As scientists learn more about whether the vaccines can counter the variants and how long you’re covered by the current vaccines, you may need to get additional shots, or boosters, to maintain immunity or to counter new strains of the coronavirus. This crisis is still evolving, and while there’s much promise for a return to more normal life soon, many public health authorities have noted that we’re likely to be dealing with the fallout for the next few years.
[READ: Should You Be Double-Masking?]
Even Fully Vaccinated, You Can Still Spread the Virus
Also, it’s important to note that even if you’re fully vaccinated, “you should still be mindful that you can transmit the virus to others,” Laird says. This means that “if you’re going to be around someone who is unvaccinated and at high risk for severe COVID-19 symptoms, you should still wear a mask and stay physically distant.”

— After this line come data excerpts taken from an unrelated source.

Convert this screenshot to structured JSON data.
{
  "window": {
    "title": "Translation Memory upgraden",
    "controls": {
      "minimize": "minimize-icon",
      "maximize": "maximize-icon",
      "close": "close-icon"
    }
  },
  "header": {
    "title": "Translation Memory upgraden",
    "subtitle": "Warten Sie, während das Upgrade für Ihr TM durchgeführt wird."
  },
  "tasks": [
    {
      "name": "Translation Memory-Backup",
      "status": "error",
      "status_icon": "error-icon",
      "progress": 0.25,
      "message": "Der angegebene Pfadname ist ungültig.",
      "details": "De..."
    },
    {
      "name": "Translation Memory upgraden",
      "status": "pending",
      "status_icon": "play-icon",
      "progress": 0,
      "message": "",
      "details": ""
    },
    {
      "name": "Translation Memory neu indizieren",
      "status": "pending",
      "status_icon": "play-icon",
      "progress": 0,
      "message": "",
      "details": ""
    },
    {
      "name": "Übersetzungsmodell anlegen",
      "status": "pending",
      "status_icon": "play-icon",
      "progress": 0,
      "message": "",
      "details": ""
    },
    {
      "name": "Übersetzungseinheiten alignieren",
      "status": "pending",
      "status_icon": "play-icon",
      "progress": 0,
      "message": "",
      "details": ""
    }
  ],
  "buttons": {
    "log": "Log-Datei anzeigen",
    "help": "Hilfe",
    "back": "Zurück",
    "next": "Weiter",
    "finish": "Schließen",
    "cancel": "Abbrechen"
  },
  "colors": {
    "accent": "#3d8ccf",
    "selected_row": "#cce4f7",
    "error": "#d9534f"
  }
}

As for when we can expect things to return to normal, Sonpal says, “in (Anthony) Fauci we trust. He has his finger on the pulse, and he will know when the right time is” to lift restrictions and return to life as normal. “I personally believe that we will reach that point, but there may still be a certain degree of parameters in place. For example, I think flights may require masks forever. And I think it’s a brilliant idea.”
Laird agrees that listening to public health authorities is the key for knowing when we can take the next step toward normal life. “After vaccination, just keep up the public masking and distancing until public health authorities declare transmission at low enough levels to forgo those tactics. Remember, masks and physical distancing allow our economy and communities to thrive — and can avoid costly shutdowns and event cancellations.”
Lastly, when it’s your turn, get the vaccine. “Whatever vaccine you can get, you should take it with both hands,” Sonpal says. Though it shouldn’t give you a false sense of security, the sooner we all get vaccinated and we achieve herd immunity — roughly 60% to 80% of the population inoculated — the faster we can loosen additional restrictions.
“The science is clear,” Laird adds. “We have a safe, effective vaccine that was developed by a heroic effort, and we now can save the lives of our fellow Americans and get our own lives and economy more toward normalcy. Supplies are increasing, so have patience while distribution increases — but when it’s your turn, get vaccinated. Every doctor and scientist I personally know has been vaccinated, including myself. Get your advice on vaccination from medical and public health experts — not social media.”